Güncelleme Tarihi:
Mehmet Aksoy'un avukatları Turgut Kazan ve Aslı Kazan Gilmore tarafından hazırlanarak Erzurum İdare Mahkemesine verilen dava dilekçesinde, heykeltıraş Mehmet Aksoy'un Türk sanatının uluslararası temsilcilerinden olduğu belirtilerek, eserleriyle ilgili bilgi verildi.
Kars Belediye Meclisi'nce “hazineye ait tepeye bir daha savaş olmaması adına insanlık anıtı” yapılması yönünde alınan karar üzerine Aksoy'la görüşüldüğü ve anıtın yapımı konusunda 7 Ekim 2005'te sözleşme imzalandığı ifade edilen dilekçede, sözleşmede anıtın bugün yapıldığı yerin, yüksekliğinin ve belediyece korunmaya alınması için güvenlik hizmetlerinin sağlanacağının da kararlaştırdığı kaydedildi.
2006 yılında anıtın yapımına başlandığı belirtilen dilekçede, İnsanlık Anıtı'ndaki barış vurgusunun bazı kesimlerin tepkisine yok açtığı, verilmek istenen mesajın Erivan ile uzlaşma arayışları sayılarak karşı çıkıldığı ifade edildi.
Bunun üzerine anıtın yapımının durdurulması için formüller aranmaya başlandığı savunulan dilekçede, şöyle denildi:
“Sorun, Koruma Yüksek Kurulu'na intikal etti. Yüksek kurul, önce 'arkeolog, mimar, sanat tarihçi, heykeltıraş ve inşaat mühendisinden oluşan 5 kişilik heyet tarafından mahallinde inceleme yapılarak rapor hazırlanmasına' karar verdi. Yüksek kurul kararına aykırı olarak, içinde sanat tarihçisi bulunmayan bu kurul, 10 Haziran 2010 tarihli üst yazıyı mahallinde inceleme yapmış gibi kaleme almasına rağmen yerinde incelemeye dayanmayan ve temel sorunu tartışmayan bir rapor hazırlamıştır.
Sadece Erzurum Koruma Kurulu raporlarındaki imzalarla muhalefet şerhleri üzerinde durulup usul yönünden yanlışlar yapılmamasına dikkat edilmesi gerektiği konusunda fikir birliğine varıldığı belirtilerek, sorunun belediyece çözülmesi önerilmiş ve bu rapor 6,5 ay yüksek kurulda bekletildikten sonra, tam seçim süreci başlayınca Başbakan'ın Kars gezisi öncesi, 6 Ocak 2011 tarihli karar çıkmıştır. Başbakan da 8 Ocak 2011 tarihli Kars konuşmasında bilinen talimatı vermiş, 'bu ucubeyi kaldırın' demiştir. Bu kararı anıtın sit alanında olduğu ve yıkılması gerektiği şeklinde yorumlayan Kars Belediye Başkanı, 'hemen kaldıracağız' diye açıklamalar yapmaya başlamış, ardından davaya konu meclis kararı alınmıştır.”

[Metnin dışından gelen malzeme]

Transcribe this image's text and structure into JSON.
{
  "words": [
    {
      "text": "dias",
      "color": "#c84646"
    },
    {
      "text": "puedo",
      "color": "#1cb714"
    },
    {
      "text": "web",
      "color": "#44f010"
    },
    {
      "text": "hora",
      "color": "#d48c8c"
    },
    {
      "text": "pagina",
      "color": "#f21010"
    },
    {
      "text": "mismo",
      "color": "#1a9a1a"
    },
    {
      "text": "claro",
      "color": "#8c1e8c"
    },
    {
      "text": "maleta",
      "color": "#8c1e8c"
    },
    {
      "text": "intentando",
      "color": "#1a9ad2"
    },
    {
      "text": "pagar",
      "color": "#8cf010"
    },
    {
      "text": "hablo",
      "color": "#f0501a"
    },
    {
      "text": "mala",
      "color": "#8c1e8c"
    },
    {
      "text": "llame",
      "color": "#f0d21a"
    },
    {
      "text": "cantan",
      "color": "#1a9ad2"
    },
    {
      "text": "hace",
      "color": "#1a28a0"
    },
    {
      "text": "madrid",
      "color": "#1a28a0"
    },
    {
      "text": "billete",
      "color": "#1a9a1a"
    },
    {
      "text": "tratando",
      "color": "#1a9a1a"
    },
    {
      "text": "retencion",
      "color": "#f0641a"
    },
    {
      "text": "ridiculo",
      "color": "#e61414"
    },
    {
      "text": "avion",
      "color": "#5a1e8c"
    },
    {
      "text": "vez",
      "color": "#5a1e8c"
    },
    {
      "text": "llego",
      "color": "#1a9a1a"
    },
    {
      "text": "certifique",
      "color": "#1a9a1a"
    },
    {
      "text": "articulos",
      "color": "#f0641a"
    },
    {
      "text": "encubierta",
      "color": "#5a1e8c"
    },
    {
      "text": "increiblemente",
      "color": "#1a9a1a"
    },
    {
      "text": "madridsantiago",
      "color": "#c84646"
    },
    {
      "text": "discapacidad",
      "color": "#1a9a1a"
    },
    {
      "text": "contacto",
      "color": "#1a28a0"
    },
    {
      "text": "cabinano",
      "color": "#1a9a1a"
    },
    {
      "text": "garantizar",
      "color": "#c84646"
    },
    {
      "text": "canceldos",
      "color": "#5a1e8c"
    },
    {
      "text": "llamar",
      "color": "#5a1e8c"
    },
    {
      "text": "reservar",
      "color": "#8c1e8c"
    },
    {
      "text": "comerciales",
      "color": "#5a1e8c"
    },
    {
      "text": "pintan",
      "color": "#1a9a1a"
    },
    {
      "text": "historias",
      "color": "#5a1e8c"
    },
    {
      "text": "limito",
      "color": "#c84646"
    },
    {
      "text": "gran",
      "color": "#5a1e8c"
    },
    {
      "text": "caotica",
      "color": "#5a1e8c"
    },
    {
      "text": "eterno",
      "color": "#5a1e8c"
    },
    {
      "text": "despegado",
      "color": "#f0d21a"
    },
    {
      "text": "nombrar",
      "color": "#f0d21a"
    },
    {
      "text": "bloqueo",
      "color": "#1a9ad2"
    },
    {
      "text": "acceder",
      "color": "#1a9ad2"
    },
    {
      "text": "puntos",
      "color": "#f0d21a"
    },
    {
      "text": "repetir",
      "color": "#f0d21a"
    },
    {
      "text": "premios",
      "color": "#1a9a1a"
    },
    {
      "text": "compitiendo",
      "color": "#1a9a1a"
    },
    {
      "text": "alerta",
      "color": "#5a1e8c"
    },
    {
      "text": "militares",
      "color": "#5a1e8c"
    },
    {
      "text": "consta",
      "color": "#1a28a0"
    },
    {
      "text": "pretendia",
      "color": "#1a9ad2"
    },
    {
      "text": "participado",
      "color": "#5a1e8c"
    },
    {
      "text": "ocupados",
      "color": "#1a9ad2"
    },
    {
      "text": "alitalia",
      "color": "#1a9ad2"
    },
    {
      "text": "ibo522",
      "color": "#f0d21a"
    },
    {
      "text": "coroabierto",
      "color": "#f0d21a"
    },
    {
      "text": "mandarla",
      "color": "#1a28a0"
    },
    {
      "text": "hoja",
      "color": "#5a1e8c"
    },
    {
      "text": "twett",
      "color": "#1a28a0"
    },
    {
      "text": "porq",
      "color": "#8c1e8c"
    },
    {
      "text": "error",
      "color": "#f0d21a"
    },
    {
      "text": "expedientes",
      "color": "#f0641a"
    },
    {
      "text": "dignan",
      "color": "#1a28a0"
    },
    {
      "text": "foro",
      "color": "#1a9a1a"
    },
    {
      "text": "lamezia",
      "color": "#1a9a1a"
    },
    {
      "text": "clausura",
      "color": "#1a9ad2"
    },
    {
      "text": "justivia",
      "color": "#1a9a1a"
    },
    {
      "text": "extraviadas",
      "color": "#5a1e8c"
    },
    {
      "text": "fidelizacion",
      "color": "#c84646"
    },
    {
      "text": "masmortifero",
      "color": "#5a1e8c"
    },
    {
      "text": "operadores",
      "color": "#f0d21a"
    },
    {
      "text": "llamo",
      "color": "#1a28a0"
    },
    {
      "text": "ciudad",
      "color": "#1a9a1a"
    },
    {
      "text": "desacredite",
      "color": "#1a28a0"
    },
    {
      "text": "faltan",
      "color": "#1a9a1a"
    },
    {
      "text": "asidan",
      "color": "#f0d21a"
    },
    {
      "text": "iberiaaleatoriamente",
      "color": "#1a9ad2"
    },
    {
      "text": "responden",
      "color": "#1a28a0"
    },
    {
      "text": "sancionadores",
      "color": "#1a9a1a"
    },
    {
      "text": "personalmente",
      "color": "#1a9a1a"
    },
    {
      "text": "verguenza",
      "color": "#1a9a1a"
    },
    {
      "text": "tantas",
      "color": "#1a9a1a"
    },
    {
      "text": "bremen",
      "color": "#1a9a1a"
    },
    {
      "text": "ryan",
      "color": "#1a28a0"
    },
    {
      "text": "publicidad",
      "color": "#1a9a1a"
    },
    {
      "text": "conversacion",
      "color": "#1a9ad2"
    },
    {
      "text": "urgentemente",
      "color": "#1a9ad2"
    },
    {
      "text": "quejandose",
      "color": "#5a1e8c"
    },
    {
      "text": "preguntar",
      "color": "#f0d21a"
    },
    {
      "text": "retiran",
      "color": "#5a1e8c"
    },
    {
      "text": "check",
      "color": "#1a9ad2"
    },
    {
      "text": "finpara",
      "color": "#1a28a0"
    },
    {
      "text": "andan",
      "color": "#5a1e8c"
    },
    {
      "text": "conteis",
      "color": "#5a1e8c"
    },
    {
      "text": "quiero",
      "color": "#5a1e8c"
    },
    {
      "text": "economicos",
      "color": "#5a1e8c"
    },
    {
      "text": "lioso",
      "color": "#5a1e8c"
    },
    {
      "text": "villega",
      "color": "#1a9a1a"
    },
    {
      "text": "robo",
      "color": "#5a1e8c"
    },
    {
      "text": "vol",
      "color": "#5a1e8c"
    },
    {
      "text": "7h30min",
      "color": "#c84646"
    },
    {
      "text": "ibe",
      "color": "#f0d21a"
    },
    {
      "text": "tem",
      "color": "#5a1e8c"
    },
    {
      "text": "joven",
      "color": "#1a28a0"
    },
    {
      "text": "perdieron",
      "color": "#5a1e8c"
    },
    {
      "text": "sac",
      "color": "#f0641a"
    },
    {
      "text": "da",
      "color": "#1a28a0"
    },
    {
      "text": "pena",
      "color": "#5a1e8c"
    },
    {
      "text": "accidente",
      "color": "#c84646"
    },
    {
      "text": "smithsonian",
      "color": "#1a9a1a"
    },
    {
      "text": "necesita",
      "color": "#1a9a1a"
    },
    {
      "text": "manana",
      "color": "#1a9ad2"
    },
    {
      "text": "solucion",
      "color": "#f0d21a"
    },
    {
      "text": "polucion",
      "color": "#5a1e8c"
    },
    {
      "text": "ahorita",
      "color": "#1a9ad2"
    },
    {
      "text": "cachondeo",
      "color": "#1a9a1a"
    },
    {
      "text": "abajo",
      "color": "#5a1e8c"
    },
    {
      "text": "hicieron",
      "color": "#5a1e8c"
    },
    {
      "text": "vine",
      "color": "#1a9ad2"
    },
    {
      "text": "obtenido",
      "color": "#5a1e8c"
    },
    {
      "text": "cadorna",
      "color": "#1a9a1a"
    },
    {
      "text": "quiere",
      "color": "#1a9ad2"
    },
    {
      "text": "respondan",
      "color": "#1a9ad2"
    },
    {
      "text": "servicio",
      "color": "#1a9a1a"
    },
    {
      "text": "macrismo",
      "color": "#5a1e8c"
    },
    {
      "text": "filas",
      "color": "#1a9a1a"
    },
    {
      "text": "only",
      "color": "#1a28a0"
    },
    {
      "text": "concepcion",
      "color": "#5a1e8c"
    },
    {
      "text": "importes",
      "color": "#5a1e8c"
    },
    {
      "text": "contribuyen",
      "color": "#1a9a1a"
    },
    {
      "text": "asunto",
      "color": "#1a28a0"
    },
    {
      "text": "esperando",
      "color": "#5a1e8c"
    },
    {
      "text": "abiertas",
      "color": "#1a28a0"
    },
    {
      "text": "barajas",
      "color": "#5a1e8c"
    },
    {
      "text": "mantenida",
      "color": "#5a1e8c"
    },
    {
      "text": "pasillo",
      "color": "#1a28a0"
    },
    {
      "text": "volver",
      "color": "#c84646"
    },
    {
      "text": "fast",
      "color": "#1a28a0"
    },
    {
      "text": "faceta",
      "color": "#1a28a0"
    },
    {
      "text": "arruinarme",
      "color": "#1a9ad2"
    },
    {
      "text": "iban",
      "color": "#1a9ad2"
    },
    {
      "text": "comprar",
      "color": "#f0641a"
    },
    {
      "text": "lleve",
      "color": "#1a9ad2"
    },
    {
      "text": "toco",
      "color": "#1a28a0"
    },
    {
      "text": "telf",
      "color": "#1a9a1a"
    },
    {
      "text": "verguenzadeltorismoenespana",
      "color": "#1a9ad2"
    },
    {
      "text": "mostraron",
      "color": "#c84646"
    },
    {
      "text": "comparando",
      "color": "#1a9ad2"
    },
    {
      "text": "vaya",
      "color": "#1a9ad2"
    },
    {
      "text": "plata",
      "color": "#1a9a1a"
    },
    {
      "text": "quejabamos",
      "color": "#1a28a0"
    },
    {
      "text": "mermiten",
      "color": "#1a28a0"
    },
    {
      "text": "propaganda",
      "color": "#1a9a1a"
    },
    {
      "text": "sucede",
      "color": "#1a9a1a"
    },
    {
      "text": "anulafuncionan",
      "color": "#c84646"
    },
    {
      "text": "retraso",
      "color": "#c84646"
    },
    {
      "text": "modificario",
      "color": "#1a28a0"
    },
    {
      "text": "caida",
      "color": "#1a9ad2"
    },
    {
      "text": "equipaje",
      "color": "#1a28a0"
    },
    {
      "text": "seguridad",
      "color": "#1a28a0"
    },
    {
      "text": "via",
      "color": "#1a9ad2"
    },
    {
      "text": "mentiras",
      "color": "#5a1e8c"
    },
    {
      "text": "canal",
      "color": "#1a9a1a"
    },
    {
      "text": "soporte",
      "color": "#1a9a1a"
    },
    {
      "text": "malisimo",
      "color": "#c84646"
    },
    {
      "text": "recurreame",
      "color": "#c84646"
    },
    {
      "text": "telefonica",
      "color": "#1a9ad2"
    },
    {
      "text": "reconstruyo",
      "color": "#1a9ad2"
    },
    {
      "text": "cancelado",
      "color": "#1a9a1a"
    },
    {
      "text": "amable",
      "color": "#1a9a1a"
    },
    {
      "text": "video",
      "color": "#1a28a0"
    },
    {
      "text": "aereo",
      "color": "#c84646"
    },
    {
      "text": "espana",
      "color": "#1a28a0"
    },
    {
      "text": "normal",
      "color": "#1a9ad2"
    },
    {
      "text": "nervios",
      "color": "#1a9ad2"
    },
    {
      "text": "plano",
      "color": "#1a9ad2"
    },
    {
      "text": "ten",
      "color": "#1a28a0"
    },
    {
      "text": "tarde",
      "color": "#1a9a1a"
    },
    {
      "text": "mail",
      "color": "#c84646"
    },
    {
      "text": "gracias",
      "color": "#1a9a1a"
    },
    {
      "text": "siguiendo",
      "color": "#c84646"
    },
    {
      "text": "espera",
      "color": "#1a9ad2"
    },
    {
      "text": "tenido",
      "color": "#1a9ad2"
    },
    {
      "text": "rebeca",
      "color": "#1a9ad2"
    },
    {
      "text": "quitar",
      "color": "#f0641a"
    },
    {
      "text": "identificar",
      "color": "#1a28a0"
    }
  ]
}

Anıtın sit alanında bulunmadığını, koruma kurulunun da anıtı yıkma veya kaldırma kararı vermediğini, belediyenin mülkiyet sorununu çözüp kurula başvurması gerektiğini bildirdiği kaydedilen dilekçede, anıtın bir sanat eseri olduğu, bu nedenle devlet ve belediyenin bu anıtı koruma mecburiyeti bulunduğu savunuldu.
Dilekçede, sanat eserlerinin korunmasına ilişkin düzenlemeler konusunda bilgi verilerek, Kars Belediye Meclisi'nin kararının sanatçıyı ve onun ifade özgürlüğünü korumaya ilişkin anayasa, uluslararası sözleşme ve kurallar ile Fikir ve Sanat Eserleri Yasası'nın ilgili maddelerine aykırı olduğu kaydedildi.
Dilekçede, “Yasaya ve hukuka açıkça aykırı ve çağ dışı olan dava konusu kararın iptalini ve bir sanat eserinin kaldırılması, yıkılması ile onarılmaz sonuçlar doğacağı ve Türkiye üzerinde Taliban gölgesi yaratılacağı için öncelik ve ivedilikle, savunma beklenmeksizin yürütmeyi durdurma kararı verilmesini, incelemenin duruşmalı yapılmasını diliyor, durumu takdirlerinize sunuyoruz” denildi.